Canti XI de le lodi de la S. Lucretia Gonzaga di Gazuolo, e del veo amore... Le III parche... cantate ne' la nativita del S. Giano primogenito del S. Cesare Fregoso.

In fine: Si stampavano in Guienna ne la Città di Agen per Antonio Reboglio del Mese di Marzo, del M.D.XLV. (Agen, Antoine Reboul, 1545),

in-4 piccolo (172x108mm), ff. 203, (1) bianco, buona legatura di inizio XIX in stile Settecentesco in marocchino rosso, filetti in oro, titolo su doppio tassello al dorso, decorato in oro, sguardie in carta marmorizzata, tagli dorati. Prima ed unica edizione dei versi del Bandello scritti in lode di Lucrezia Gonzaga, figlia dell'amico e mecenate dell'Autore: Pirro Gonzaga.
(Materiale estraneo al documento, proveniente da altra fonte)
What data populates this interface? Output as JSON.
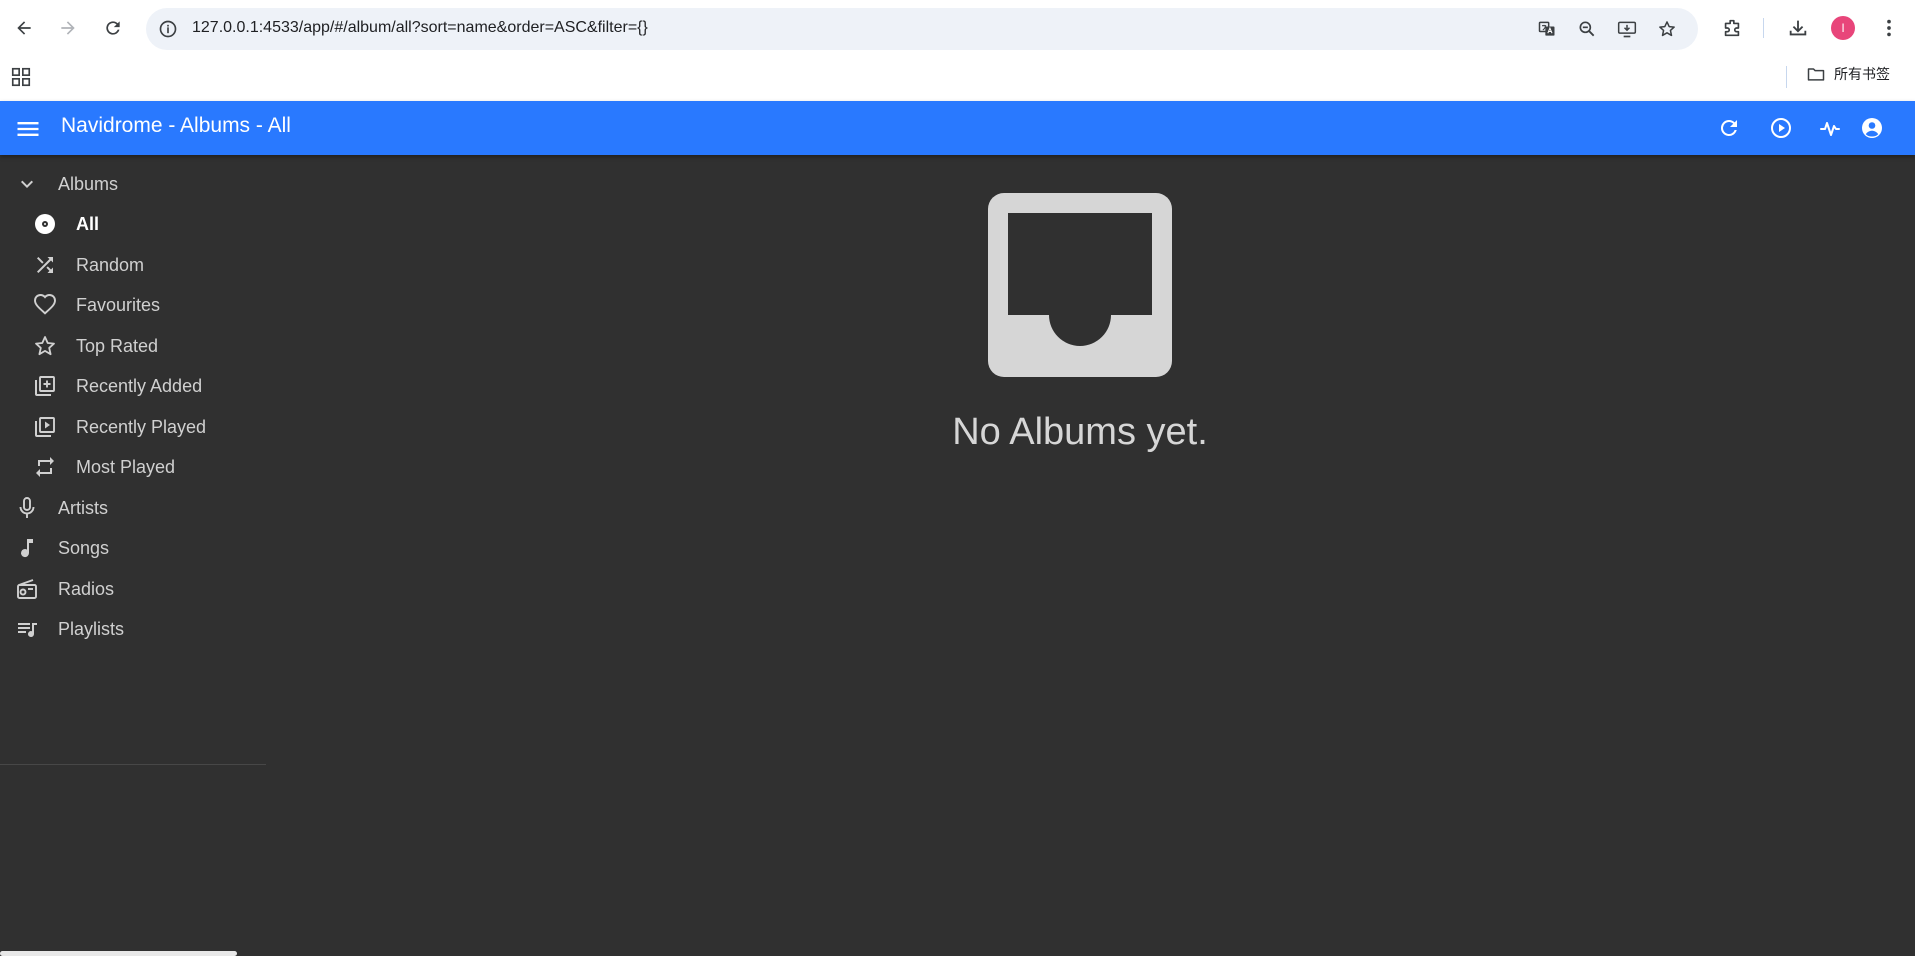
{
  "browser": {
    "url": "127.0.0.1:4533/app/#/album/all?sort=name&order=ASC&filter={}",
    "profile_initial": "I",
    "bookmark_folder": "所有书签"
  },
  "app": {
    "title": "Navidrome - Albums - All",
    "accent_color": "#2979ff",
    "background_color": "#303030"
  },
  "sidebar": {
    "albums_group": "Albums",
    "album_items": [
      {
        "label": "All",
        "icon": "album-disc-icon",
        "active": true
      },
      {
        "label": "Random",
        "icon": "shuffle-icon",
        "active": false
      },
      {
        "label": "Favourites",
        "icon": "heart-outline-icon",
        "active": false
      },
      {
        "label": "Top Rated",
        "icon": "star-outline-icon",
        "active": false
      },
      {
        "label": "Recently Added",
        "icon": "library-add-icon",
        "active": false
      },
      {
        "label": "Recently Played",
        "icon": "video-library-icon",
        "active": false
      },
      {
        "label": "Most Played",
        "icon": "repeat-icon",
        "active": false
      }
    ],
    "items": [
      {
        "label": "Artists",
        "icon": "microphone-icon"
      },
      {
        "label": "Songs",
        "icon": "music-note-icon"
      },
      {
        "label": "Radios",
        "icon": "radio-icon"
      },
      {
        "label": "Playlists",
        "icon": "queue-music-icon"
      }
    ]
  },
  "main": {
    "empty_message": "No Albums yet.",
    "empty_icon": "inbox-icon"
  }
}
Il volume include anche tre canzoni che celebrano la nascita di Giano Fregoso, figlio di Cesare Fregoso, amico del Bandello. Si tratta dei primi scritti del Bandello dati alle stampe, preceduti solo dalla sua traduzione di parte del Decamerone del Boccaccio. Celebre in special modo per le sue Novelle, sulla cui trama si basano numerose opere di Shakespeare (incluse Romeo e Giulietta, e la Dodicesima Notte), Bandello, domenicano,  condusse vita mondana e cortigiana piuttosto che religiosa. Fu al servizio di Alessandro Bentivoglio e Ippolita Sforza, e alla corte d'Isabella d'Este a Mantova. Al costituirsi della 2a Lega Santa, il B. seguì Francesco Gonzaga e Giovanni dalle Bande Nere; fu poi al servizio di Ranuccio Farnese, e, dal 1528, di Cesare Fregoso, generale della Repubblica veneta, passato poi alle dipendenze di Francesco I di Francia. Essendo stato ucciso il suo mecenate nel 1541, ne seguì la vedova in Francia, a Bassens. Fatto vescovo di Agen, più che attendere al vescovato, continuò a comporre e correggere le sue Novelle.  Quest'opera costituisce anche il primo libro stampato ad Agen. (Angolo dei primi due fogli abilmente restaurati; leggere arrossature). Provenienza: scritte di possesso cancellate al frontespizio.